Republicans reignite Iraq war debate
Reuters
Republicans reignite Iraq war debate
By Susan Cornwell
WASHINGTON (Reuters) - President George W. Bush's Iraq war policy suffered a second blow in as many days on Tuesday when another senior senator from his Republican party publicly called for U.S. troop withdrawals.
A day after Indiana Republican Sen. Richard Lugar declared that Bush's "surge" policy of adding troops was not working, Sen. George Voinovich of Ohio sent Bush a letter "expressing his belief that our nation must begin to develop a comprehensive plan for our gradual military disengagement from Iraq," Voinovich's office announced.
Lugar is the ranking Republican on the Foreign Relations Committee and Voinovich is a member of that panel. The Ohioan made his move even as Democrats were hailing Lugar for publicly criticizing the Iraq war, saying Lugar had reignited what had seemed a stalled debate.
In a Senate floor speech on Monday night, Lugar said the United States should draw down its troops in Iraq and redeploy some of them in the region before it is too late to do so politically -- before the U.S. 2008 presidential campaign gets into full swing and partisan confrontation limits options.
U.S. policy was limiting America's diplomatic effectiveness around the world and straining the U.S. military, Lugar said. "The costs and risks of continuing down the current path outweigh the potential benefits that might be achieved."
Although Democrats believe they were catapulted to power in Congress by voters who wanted to end the war, they have been unable to translate that mandate into legislation bringing about an end to the conflict, largely because not enough Republicans have joined them in the narrowly-divided Senate,
"I believe that Senator Lugar's words yesterday could be remembered as the turning point in this intractable civil war in Iraq," said Senate Majority Leader Harry Reid, a Nevada Democrat who voted to authorize the Iraq war in 2002 but soured on the conflict.
"But that will depend on whether more Republicans take the stand that Senator Lugar took, the courageous stand," Reid said.
Lugar told reporters on Tuesday he was not as not looking for a showdown with the White House, but a bipartisan consensus on getting the United States to reduce its presence in Iraq, where America now has 157,000 troops.

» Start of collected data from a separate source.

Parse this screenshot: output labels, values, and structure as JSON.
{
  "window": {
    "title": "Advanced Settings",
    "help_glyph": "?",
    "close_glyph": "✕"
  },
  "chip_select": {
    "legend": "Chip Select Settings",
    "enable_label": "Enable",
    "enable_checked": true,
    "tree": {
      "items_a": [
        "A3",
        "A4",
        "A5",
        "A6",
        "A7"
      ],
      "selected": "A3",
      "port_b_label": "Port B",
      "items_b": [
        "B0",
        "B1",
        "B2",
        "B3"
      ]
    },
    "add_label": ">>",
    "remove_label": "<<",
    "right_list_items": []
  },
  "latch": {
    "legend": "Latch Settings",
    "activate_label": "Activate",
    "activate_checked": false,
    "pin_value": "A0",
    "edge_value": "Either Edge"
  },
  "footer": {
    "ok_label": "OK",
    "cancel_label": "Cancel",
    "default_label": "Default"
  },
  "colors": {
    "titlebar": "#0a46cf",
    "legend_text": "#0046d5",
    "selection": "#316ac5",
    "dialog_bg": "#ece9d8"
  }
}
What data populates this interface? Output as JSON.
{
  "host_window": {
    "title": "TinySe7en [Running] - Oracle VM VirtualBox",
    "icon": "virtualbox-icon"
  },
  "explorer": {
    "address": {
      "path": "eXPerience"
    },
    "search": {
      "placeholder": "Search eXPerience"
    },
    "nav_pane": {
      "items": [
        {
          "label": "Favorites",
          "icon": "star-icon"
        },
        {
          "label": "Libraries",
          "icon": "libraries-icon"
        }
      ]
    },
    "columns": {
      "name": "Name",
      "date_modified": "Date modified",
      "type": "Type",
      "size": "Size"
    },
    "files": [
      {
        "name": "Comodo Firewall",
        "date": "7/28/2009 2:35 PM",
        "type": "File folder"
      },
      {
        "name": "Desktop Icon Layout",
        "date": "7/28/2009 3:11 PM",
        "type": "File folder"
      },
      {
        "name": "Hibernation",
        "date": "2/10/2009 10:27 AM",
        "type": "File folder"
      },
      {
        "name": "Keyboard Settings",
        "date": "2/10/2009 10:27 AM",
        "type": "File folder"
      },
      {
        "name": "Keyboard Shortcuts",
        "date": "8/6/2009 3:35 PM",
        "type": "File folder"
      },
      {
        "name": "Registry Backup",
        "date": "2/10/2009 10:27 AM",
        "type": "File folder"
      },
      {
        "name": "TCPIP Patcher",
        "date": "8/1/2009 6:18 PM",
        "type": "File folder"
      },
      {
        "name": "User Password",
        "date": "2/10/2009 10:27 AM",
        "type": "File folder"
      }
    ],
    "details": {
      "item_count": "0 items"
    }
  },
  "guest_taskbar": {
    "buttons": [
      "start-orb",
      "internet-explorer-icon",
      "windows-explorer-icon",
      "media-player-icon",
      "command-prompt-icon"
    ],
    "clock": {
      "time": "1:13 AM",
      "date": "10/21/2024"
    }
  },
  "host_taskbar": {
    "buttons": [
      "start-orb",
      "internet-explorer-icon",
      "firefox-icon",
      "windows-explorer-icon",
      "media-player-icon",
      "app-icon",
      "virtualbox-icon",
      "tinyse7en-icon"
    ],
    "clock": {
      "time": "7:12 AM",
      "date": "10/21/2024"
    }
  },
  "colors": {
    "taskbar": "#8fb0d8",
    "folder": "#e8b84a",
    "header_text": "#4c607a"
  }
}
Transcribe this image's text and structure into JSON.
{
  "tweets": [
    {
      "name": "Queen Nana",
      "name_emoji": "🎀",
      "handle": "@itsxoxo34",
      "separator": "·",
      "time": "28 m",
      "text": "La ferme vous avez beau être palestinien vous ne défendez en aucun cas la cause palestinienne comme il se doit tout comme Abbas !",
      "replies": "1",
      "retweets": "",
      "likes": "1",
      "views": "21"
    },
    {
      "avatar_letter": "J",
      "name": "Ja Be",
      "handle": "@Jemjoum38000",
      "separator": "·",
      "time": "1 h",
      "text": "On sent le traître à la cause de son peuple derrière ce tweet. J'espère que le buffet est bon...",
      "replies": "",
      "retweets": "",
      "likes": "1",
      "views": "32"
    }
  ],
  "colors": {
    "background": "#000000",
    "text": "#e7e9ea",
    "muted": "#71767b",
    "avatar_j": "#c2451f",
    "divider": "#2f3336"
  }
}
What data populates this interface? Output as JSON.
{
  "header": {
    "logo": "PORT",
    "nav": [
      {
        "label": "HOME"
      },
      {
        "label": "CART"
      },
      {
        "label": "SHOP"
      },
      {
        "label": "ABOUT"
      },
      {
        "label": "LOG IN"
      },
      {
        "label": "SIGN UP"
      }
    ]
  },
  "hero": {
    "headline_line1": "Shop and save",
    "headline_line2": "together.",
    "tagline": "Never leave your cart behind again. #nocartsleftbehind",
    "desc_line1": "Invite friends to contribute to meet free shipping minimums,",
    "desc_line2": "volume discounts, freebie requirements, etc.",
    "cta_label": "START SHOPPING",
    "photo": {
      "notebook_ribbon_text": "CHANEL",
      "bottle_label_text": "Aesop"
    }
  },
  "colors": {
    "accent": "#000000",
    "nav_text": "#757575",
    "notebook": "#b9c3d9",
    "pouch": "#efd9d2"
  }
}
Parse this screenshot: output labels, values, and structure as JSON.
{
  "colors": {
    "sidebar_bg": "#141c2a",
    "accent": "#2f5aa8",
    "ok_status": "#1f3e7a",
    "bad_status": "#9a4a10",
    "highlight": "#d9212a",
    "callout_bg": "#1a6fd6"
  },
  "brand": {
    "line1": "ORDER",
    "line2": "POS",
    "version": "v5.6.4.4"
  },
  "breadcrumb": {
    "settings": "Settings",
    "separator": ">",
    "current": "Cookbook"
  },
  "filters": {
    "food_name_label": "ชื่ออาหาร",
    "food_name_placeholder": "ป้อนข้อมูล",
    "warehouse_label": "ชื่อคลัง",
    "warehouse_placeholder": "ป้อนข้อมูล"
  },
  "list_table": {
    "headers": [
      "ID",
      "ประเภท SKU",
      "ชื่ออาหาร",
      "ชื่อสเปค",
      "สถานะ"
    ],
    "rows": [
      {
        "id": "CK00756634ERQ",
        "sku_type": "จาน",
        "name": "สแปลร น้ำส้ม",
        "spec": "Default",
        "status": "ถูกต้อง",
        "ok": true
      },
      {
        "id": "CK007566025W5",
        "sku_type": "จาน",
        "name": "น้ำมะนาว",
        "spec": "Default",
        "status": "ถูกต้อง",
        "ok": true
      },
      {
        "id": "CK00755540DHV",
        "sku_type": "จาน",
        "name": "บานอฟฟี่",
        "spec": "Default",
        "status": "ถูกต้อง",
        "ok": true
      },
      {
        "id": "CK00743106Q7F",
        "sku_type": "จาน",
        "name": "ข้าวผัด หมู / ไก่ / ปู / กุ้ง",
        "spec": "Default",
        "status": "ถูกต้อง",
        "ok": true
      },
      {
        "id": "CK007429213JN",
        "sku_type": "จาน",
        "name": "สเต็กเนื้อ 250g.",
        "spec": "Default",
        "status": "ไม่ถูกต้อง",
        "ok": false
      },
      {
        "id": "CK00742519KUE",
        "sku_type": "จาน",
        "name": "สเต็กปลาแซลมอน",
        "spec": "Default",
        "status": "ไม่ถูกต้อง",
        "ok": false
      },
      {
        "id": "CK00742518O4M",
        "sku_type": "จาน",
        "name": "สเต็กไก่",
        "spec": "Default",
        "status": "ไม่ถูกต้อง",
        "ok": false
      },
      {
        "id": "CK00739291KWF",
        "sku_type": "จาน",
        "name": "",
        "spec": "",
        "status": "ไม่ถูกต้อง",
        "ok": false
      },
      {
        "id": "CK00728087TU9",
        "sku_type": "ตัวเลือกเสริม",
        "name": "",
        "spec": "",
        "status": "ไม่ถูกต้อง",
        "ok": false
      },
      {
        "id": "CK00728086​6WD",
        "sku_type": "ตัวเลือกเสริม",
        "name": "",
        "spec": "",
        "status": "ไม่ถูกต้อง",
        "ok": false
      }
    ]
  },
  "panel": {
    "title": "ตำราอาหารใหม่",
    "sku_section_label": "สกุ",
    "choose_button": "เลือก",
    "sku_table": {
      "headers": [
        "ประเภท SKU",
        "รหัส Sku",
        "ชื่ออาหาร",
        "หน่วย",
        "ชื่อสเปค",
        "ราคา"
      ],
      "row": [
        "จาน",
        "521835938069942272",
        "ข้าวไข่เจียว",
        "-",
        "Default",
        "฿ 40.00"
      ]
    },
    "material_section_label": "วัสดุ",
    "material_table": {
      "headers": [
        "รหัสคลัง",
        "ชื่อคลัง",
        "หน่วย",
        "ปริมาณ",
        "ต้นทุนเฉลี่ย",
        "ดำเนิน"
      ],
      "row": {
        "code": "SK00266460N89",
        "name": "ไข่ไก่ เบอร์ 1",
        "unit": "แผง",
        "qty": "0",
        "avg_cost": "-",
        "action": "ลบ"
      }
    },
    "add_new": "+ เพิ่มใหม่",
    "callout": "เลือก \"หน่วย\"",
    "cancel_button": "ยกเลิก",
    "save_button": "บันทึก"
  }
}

"I'm going to find out who else agrees with me, how I can work with other senators, how I can work with the president," Lugar, who chaired the Foreign Relations Committee until Democrats took power in January, said outside the Senate.
Since delivering the speech, the White House had telephoned him and he will be meeting administration officials "soon," Lugar said. Other Republican senators had been "generally supportive" of his remarks, he added.
The White House tried to play down Lugar's speech, saying he had been a thoughtful critic of the war for some time. Lugar told reporters it was true he had made many of his criticisms privately to Bush as far back as January -- but not publicly.
Even Lugar's fellow Republicans said his move had recharged the Iraq debate. One, Virginia Sen. John Warner, a former chairman of the Senate Armed Services Committee, suggested a tipping point in Congress could come as soon as next month, when a defense policy bill comes to the Senate floor -- instead of holding until September, when Iraq commander Gen. David Petraeus is due to report.
But one Republican supporter of the war, Sen. Lindsey Graham of South Carolina, was unmoved by Lugar's public change in stance. "As much as I respect Senator Lugar, I think it's unfair to the troops in the field to say that the surge is not working," he said.
The Senate Armed Services Committee voted on Tuesday to approve Bush's nomination of a "war czar" for Iraq and Afghanistan, Lt. Gen. Douglas Lute, and confirmed Preston Geren as Army secretary.